O Senado e a Câmara dos Deputados elegeram no último sábado (1º) Davi Alcolumbre (União Brasil-AP) e Hugo Motta (Republicanos-PB), respectivamente, como seus novos presidentes. Os dois eram os favoritos em suas disputas.
A previsão de analistas ouvidos pela BBC News Brasil é que as mudanças vão manter o Congresso forte e independente do governo de Lula da Silva (PT).
Com a popularidade em queda, segundo a última pesquisa Quaest, o presidente deve continuar tendo dificuldade para avançar suas propostas no Legislativo em 2025, um ano decisivo para tentar melhor sua avaliação e fortalecer seus planos de reeleição — ou de emplacar um sucessor em 2026.
A expectativa dos analistas entrevistados é que pautas econômicas, como a ideia de mudar regras do Imposto de Renda, possam ser aprovadas, mas à base de muita negociação e concessões, enquanto propostas com mais resistência na oposição, como a ideia de regular as redes sociais, continuem travadas.
Alcolumbre voltou à Presidência do Senado depois de quatro anos com Rodrigo Pacheco (PSD-MG) no comando da Casa.
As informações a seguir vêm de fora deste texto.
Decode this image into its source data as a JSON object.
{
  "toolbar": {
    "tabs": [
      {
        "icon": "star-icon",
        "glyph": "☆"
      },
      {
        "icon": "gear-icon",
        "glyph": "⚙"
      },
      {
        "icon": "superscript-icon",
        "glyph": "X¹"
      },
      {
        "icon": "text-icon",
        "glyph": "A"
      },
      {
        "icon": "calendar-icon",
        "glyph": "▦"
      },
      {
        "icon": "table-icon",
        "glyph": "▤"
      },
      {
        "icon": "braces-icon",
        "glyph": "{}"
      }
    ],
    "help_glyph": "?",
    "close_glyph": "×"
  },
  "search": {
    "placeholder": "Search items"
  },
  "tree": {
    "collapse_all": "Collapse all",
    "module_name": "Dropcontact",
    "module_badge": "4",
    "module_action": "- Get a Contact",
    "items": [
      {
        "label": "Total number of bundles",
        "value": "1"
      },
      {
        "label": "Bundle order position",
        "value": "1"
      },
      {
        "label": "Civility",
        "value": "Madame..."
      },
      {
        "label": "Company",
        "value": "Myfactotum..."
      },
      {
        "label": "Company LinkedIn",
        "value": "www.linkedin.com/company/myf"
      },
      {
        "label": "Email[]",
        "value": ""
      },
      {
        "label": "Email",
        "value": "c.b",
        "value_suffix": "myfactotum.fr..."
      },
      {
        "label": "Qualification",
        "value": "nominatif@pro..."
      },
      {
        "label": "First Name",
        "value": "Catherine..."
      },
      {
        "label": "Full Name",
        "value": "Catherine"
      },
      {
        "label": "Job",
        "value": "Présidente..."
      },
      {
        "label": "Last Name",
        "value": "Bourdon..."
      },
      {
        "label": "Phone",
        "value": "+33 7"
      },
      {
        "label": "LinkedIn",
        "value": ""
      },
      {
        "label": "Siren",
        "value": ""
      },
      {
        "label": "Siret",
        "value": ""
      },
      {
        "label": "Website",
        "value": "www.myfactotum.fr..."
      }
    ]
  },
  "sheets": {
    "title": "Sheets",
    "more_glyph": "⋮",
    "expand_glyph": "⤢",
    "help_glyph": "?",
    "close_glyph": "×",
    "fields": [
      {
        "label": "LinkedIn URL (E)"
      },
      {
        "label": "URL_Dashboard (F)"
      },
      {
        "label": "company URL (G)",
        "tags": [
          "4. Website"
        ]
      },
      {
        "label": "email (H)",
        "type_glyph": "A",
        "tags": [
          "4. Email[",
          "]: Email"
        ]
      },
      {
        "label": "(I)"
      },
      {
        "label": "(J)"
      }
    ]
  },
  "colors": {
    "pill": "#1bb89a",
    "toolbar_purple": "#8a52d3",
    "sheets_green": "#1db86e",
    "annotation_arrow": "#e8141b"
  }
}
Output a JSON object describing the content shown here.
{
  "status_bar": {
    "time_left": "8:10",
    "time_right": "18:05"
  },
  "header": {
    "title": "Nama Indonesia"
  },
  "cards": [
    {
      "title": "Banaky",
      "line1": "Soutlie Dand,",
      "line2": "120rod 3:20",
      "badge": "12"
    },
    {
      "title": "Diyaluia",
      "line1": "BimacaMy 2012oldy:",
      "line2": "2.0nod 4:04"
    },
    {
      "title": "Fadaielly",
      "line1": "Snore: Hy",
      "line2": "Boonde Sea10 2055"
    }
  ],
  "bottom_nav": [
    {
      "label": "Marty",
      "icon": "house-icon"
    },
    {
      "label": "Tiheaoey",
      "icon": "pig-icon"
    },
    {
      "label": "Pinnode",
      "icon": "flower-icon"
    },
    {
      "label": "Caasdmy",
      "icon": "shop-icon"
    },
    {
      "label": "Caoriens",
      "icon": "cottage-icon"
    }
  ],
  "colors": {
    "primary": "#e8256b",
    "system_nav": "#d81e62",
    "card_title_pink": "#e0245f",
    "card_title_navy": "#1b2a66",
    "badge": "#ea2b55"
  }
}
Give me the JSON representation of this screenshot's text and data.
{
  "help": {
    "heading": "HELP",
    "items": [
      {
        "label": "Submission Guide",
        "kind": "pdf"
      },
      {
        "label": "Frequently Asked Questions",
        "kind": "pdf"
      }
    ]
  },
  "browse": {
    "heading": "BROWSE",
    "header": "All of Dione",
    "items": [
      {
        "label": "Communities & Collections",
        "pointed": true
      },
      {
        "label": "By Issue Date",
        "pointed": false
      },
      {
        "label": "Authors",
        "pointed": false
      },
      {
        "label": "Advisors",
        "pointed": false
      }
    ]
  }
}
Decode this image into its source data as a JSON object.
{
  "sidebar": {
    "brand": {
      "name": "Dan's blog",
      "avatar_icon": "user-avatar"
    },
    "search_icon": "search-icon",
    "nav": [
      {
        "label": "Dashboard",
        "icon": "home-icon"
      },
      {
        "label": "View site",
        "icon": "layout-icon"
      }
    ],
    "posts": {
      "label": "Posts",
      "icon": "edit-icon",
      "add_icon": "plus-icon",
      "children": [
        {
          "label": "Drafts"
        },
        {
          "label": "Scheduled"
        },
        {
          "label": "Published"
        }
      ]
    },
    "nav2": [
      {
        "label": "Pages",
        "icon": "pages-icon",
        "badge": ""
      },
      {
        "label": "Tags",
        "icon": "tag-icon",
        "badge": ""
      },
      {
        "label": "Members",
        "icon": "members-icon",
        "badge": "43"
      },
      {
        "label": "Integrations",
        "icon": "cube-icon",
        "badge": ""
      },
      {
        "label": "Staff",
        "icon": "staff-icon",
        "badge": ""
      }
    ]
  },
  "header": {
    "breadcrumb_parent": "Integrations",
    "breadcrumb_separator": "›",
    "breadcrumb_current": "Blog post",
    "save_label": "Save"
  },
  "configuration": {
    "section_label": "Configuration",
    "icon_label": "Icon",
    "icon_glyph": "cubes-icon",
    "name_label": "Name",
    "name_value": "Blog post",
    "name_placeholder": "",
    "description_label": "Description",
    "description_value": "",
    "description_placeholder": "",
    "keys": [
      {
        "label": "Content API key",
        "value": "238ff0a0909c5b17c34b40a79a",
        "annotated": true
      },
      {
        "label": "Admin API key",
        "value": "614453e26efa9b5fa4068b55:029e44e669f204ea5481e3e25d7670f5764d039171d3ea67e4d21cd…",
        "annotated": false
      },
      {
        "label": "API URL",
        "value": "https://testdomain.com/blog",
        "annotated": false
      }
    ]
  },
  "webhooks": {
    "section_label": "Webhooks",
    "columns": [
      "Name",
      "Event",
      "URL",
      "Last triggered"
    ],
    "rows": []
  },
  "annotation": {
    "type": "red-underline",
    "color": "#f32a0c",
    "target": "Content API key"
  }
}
Alcolumbre foi presidente do Senado entre 2019 e 2021.
Os outros rivais na corrida, o senador Astronauta Marcos Pontes (PL-SP) e Eduardo Girão (Novo-CE) conquistaram 4 votos cada um.
Em seu discurso, Alcolumbre afirmou: “Para mim, governar é ouvir e liderar é servir. É disso que o nosso país precisa agora. Uma liderança que una e não que divida”, disse, segundo a Agência Brasil.
O presidente Lula parabenizou Alcolumbre nas redes sociais: “Um país cresce quando as instituições trabalham em harmonia. Caminharemos juntos na defesa da democracia e na construção de um Brasil mais desenvolvido e menos desigual, com oportunidades para todo o povo brasileiro”.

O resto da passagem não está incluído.